My first book, In-action: Viennese Actionism and the Passivities of Performance Art, intervenes in the prevailing narrative of performance art history by telling a new story about Viennese performance art. While histories of performance art typically focus on the graphic displays of violence associated with Viennese Actionism, I consider a broader field of practices, from the domestic performances of Anna and Günter Brus to the tapestry collaborations of Ingrid Wiener. Doing so reveals a curious occlusion: far from being actionist, Viennese performance art persistently explores conditions of withdrawal, vulnerability, and dependence in gestures of in-action. In dialogue with queer theory and feminist thought, In-action offers an approach for thinking about forms of artistic and political engagement that trouble the entrenched paradigm of performance as emancipatory action.
My next book project takes up Hannah Wilke’s ambivalent performance statement “I Object” and has the working subtitle Duchamp’s Painting, Picasso’s Body Art. I consider how disparate feminist artists – Renate Bertlmann, Yayoi Kusama, Faith Ringgold, Alina Szapocznikow, and Wilke, among others – responded to the art historical hegemony of Duchamp and Picasso. Against the received narrative celebrating Duchamp as inventor of the ready-made and Picasso as epitome of the abstract painter, their “objections” expose a preoccupation with abject and ambiguously sexualized bodies that the two artists share with their feminist critics. An indication of the stakes of this project can be found in my recent essays “Duchamp Effects” for Art History and “Terrestrial Passage: Duchamp after Szapocznikow” for Texte zur Kunst.

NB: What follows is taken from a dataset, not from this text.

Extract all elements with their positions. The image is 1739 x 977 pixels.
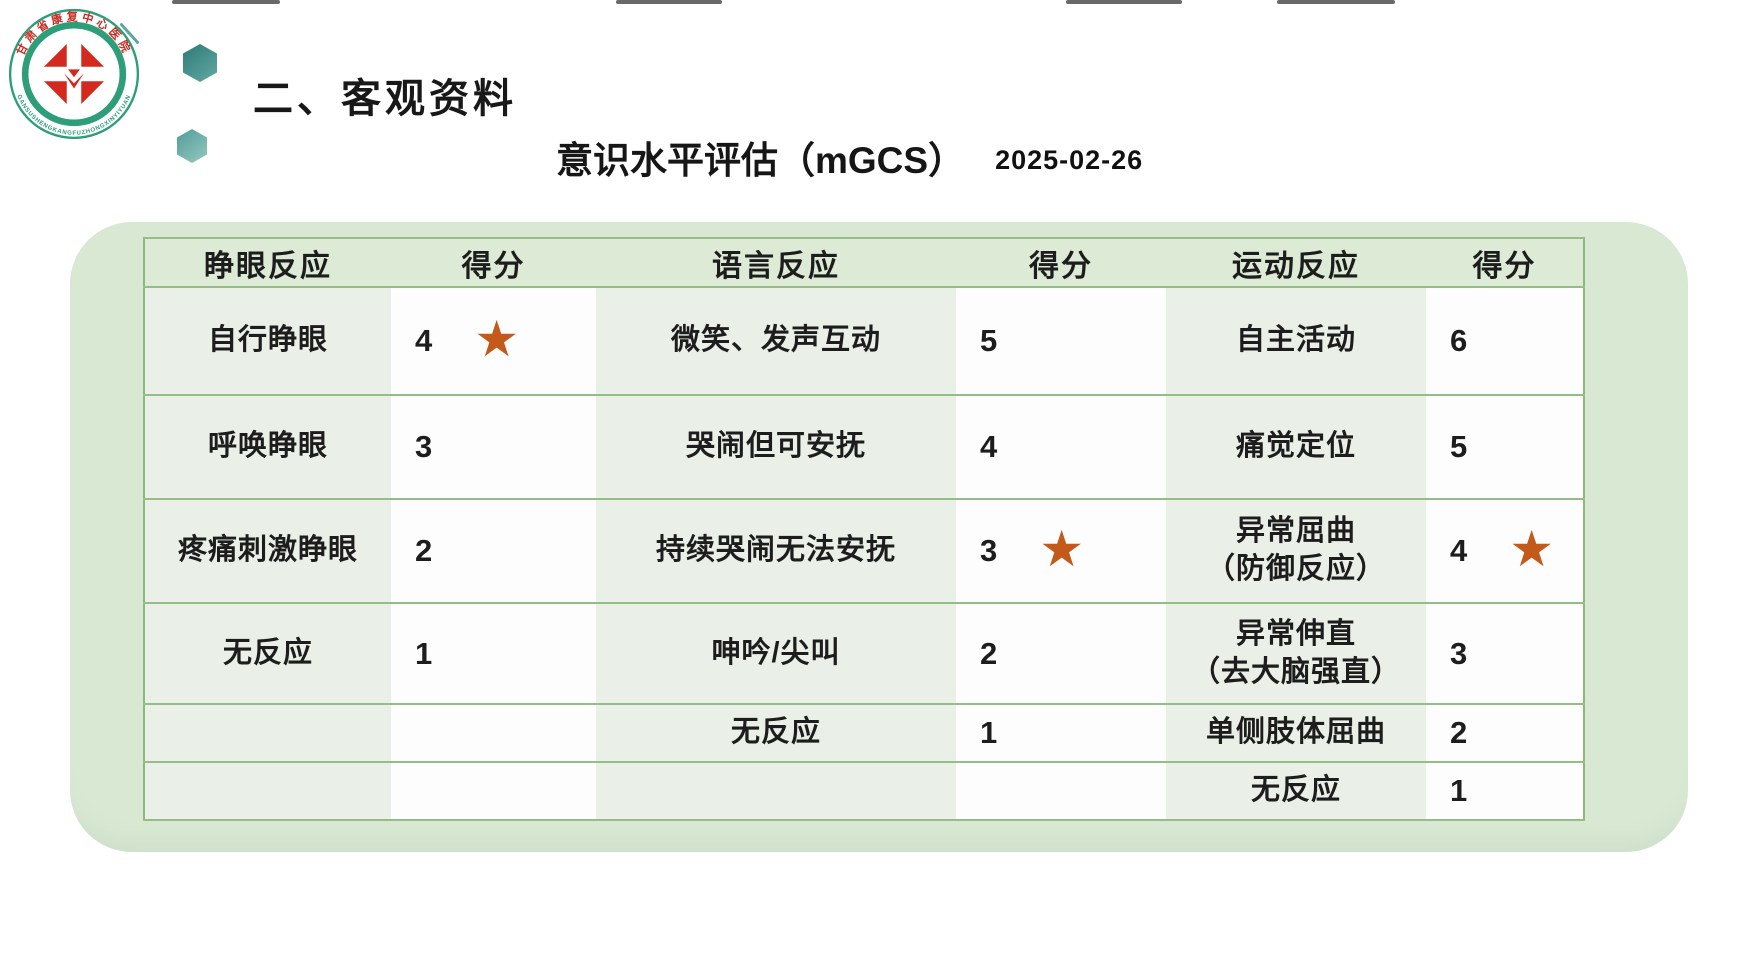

I am also working on a book that excavates the performativity of concrete poetry. Titled Graphic, the book examines explicit intersections of the body and language in works by VALIE EXPORT, Dieter Roth, and the Vienna Group. This project draws on research for the exhibition of artists’ books I curated in 2017, Concrete Poetry / Concrete Book. In addition to curating, I enjoy writing art criticism alongside my scholarly work. I am particularly interested in the challenges of curating modern art today and have written about “Caring for Art History in Vienna” for Art Journal and recent activations of the textile works of Franz Erhard Walther for Artforum.
Having been fortunate to study and work on both sides of the Atlantic, I embrace the position of openness that living and teaching in a different language and intellectual culture affords. Before joining the faculty at Johns Hopkins, I was Guest Professor of Art History, Art Theory, and Aesthetics at the Berlin University of the Arts (UdK) and taught for several years in the Department of Art History at the University of Vienna. I earned my PhD in Art History from University of Chicago, MA in Kulturwissenschaft (Cultural Theory & History) from the Humboldt University of Berlin, and BA in the History of Art and German from Harvard University. My research has been supported by institutions including Getty/ACLS, the Berlin Program at the Freie Universität, the Getty Research Institute, Fulbright-Austria and the IFK Vienna, and the DAAD.